The case was appealed and came before the General Court, who annulled the Board of Appeal’s decision. The General Court found the lower court’s analysis on conceptual similarity to be incorrect and, on the issue of notoriety, instead found that Messi’s reputation “would go beyond the purely sporting framework and this notoriety would have enabled him to become a public figure known by most of the informed, reasonably attentive and knowledgeable persons who read the press, follow the news or listen to the radio…”. The General Court thus concluded that Messi’s reputation went well beyond the section of the public who had an interest in football.

The General Court also corrected a finding of the Board of Appeal in relation to evidence of reputation. The lower court penalised Messi for not providing evidence of his substantial reputation during the opposition proceedings, finding that his failure to do so meant that his reputation could thus not be considered by the Board. However, the General Court took a more common sense approach, finding that the Board of Appeal should nevertheless have taken into account factual circumstances such as Messi’s reputation as “the most famous player in the world in recent years”, and his purported status as the highest-paid footballer in the world.

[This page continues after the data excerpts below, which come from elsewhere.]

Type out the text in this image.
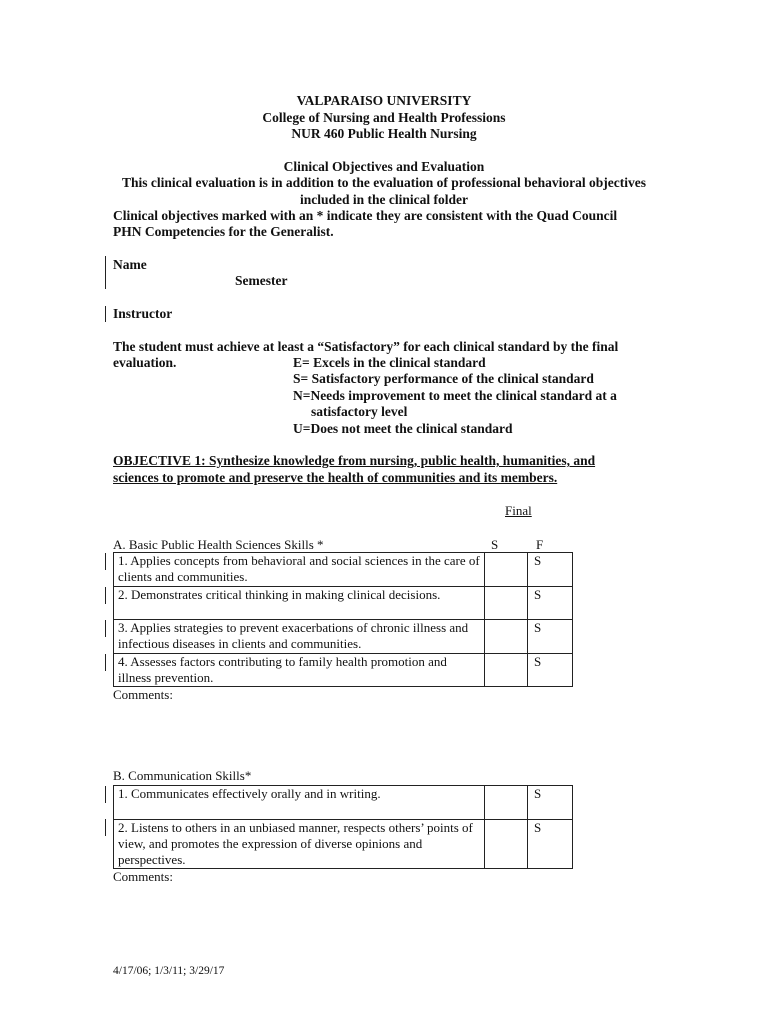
VALPARAISO UNIVERSITY
College of Nursing and Health Professions
NUR 460 Public Health Nursing
Clinical Objectives and Evaluation
This clinical evaluation is in addition to the evaluation of professional behavioral objectives
included in the clinical folder
Clinical objectives marked with an * indicate they are consistent with the Quad Council
PHN Competencies for the Generalist.
Name
Semester
Instructor
The student must achieve at least a “Satisfactory” for each clinical standard by the final
evaluation.	E= Excels in the clinical standard
S= Satisfactory performance of the clinical standard
N=Needs improvement to meet the clinical standard at a
satisfactory level
U=Does not meet the clinical standard
OBJECTIVE 1: Synthesize knowledge from nursing, public health, humanities, and
sciences to promote and preserve the health of communities and its members.
Final
S	F
A. Basic Public Health Sciences Skills *
1. Applies concepts from behavioral and social sciences in the care of clients and communities.		S
2. Demonstrates critical thinking in making clinical decisions.		S
3. Applies strategies to prevent exacerbations of chronic illness and infectious diseases in clients and communities.		S
4. Assesses factors contributing to family health promotion and illness prevention.		S
Comments:
B. Communication Skills*
1. Communicates effectively orally and in writing.		S
2. Listens to others in an unbiased manner, respects others’ points of view, and promotes the expression of diverse opinions and perspectives.		S
Comments:
4/17/06; 1/3/11; 3/29/17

Finally, on the issue of the likelihood of confusion, the General Court found that the lower court had erred in not applying the relevant case law which established that “conceptual differences can neutralise, in certain circumstances, the visual and phonetic similarities between signs” where at least one of the signs has, in the eyes of the relevant public, “a clear and determined meaning such that the relevant public is likely to understand it immediately”. This principle was, according to the General Court, applicable to Messi’s applied-for mark.

The CJEU agreed with the conclusions drawn by the General Court and upheld its judgment, affirming that the reputation of a trade mark applicant is a relevant factor when assessing likelihood of confusion (on the basis that any such reputation may influence the relevant public’s assessment of the mark in concern), and that this is a factor which should be considered both in relation to earlier marks but also applied-for marks.

This appears to be a fairly common sense decision which will no doubt please well-known public figures who seek, in good faith, to secure trade mark protection for their names or brands, such as fellow footballer and Manchester United player Paul Pogba who has now secured a total of 20 EU trade mark registrations for marks relating to his personal brand (including for POGBA and POGBA DAB).